Kenaikan suhu bumi, banjir, tanah longsor, serta kenaikan permukaan air laut
merupakan beberapa bencana yang dihasilkan karena ulah kita sendiri.
Selanjutnya
bencana alam dikarenakan perubahan iklim inilah yang mempengaruhi dampak
variatif antar wilayah, generasi, usia, kelas, dan jenis kelamin. Terkhusus
kepada perempuan yang mendapatkan dampak langsung dari perubahan iklim ini.
Perempuan
dituntut agar mengetahui segala apapun urusan terkait dapur. Di satu sisi
perempuan juga harus mengurusi anak dan juga suaminya (atau mungkin anggota
keluarga lain), ditambah dengan mencari nafkah untuk menutup pengeluaran rumah
tangga. Fenomena beban ganda ini yang masih melekat dimasyarakat pedesaan yang
sampai saat ini membuat perempuan menjadi kelompok rentan terhadap perubahan
iklim.
Mengapa
perempuan termasuk kelompok rentan? Pertanyaan ini lah yang akhirnya
mengantarkan kita ke pelbagai penjelasan terkait ketidakadilan terhadap
perempuan dalam perubahan iklim ini. PBB mencatat ada sekitar 70% dari 1,3
miliar orang yang hidup dalam kemiskinan adalah perempuan.
Hal
ini menjadi problematika dikarenakan perempuan sendiri dalam partisipasi untuk
mengambil keputusan menjadi kaum kelas kedua yang tidak dihiraukan. Kebiasaan
ini sering kita temui didalam struktur masyarakat kita ketika terjadi musibah
perkumpulan yang dibentuk untuk mengambil keputusan hanya ada di tangan laki-laki,
perempuan dituntut untuk menaati segala keputusannya. Padahal perempuan juga
berperan penting dikarenakan pengetahuan mereka terhadap hal domestik yang
dapat menjadi agen adaptasi dan mitigasi yang efektif.
Perempuan
juga dituntut bekerja lebih keras ditengah perubahan iklim yang terjadi.
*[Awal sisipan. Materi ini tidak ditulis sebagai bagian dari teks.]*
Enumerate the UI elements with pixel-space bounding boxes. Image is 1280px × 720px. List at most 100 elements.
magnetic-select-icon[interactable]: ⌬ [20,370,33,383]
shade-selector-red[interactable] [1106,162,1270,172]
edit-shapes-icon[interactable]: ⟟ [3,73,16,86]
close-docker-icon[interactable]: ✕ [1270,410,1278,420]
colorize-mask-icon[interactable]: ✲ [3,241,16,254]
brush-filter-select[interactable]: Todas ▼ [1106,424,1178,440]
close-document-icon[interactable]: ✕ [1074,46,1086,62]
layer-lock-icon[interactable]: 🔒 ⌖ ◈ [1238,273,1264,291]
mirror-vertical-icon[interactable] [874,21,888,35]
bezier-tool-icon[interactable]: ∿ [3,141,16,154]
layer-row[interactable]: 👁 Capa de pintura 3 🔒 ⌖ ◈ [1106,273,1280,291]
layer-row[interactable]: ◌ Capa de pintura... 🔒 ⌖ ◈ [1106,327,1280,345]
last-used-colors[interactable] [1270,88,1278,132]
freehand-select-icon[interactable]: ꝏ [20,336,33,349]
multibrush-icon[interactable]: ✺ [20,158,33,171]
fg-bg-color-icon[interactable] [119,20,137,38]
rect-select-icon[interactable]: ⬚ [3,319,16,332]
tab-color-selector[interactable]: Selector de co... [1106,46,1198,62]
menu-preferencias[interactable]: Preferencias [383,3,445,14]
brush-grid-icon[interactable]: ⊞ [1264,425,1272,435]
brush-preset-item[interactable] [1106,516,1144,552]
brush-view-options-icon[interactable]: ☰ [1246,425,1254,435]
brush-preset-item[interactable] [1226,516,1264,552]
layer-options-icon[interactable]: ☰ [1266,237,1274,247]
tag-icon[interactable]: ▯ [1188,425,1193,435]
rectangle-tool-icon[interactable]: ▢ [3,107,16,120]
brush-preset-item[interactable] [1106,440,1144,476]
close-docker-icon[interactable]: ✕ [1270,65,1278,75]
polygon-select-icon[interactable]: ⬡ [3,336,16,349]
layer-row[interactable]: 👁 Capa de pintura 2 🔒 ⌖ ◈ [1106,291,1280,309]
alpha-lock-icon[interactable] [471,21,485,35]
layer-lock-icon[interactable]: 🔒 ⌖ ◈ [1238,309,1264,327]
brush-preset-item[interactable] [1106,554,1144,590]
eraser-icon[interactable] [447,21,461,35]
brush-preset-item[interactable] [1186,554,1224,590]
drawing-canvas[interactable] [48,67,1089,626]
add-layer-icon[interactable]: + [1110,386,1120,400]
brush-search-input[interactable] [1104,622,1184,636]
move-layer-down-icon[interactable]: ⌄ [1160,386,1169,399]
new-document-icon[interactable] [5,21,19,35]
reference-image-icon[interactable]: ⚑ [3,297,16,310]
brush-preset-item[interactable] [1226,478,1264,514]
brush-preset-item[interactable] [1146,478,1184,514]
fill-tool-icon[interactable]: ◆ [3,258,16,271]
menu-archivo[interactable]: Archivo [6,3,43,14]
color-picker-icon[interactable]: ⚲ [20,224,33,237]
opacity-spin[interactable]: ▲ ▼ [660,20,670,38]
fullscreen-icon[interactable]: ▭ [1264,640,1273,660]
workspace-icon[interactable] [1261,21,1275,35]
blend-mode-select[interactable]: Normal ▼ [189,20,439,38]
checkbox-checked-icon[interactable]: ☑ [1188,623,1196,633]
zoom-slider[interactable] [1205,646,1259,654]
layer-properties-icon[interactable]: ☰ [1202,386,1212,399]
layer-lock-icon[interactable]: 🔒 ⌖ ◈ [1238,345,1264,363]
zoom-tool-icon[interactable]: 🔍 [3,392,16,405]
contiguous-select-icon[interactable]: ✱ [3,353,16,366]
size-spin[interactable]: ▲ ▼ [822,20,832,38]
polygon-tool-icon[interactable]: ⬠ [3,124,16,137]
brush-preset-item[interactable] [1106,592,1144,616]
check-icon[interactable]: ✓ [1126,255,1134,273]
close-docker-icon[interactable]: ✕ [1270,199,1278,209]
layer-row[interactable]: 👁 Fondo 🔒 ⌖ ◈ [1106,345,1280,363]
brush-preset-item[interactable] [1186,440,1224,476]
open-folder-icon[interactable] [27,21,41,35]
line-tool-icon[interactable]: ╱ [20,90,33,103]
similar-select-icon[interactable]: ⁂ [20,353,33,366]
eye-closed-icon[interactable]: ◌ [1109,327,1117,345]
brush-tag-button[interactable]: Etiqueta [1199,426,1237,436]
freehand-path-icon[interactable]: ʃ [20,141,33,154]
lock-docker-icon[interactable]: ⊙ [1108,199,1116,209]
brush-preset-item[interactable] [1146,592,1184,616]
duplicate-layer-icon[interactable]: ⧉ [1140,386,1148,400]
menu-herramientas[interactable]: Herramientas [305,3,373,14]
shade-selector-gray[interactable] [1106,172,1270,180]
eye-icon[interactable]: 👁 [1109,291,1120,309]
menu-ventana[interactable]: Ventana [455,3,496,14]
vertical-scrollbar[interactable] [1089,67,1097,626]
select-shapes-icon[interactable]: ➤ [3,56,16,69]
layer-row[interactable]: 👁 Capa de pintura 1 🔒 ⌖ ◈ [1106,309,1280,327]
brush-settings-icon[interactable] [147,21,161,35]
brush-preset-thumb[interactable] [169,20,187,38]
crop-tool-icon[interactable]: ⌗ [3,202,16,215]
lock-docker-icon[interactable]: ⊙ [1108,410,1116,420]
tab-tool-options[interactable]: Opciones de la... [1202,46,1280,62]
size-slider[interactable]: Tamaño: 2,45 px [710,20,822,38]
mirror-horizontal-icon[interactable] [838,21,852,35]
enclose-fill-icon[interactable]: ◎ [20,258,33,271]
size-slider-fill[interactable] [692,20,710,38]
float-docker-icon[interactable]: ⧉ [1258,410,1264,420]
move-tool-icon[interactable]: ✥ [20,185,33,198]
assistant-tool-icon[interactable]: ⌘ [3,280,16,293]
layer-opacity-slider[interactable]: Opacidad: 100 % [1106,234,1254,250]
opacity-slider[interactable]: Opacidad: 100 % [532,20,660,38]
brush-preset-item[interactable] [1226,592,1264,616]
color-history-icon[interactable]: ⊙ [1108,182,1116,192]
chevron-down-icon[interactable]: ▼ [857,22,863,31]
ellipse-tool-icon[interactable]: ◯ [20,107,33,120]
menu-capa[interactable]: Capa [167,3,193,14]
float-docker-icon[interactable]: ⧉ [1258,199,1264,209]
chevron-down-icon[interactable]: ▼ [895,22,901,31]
Perubahan iklim berakibat kepada musim panas yang amat panas dan kekeringan.
Ditengah situasi seperti ini perempuan di desa-desa memastikan agar tempat
tinggalnya tidak kekurangan air. Pengambilan air dari mata air kerumah
merupakan perjalanan yang panjang sekaligus melelahkan. Kondisi hari tanpa
hujan ini masih dialami didaerah timur Indonesia, dan fenomena beban ganda (double burden) kepada perempuan masih
sering kita jumpai di daerah ini.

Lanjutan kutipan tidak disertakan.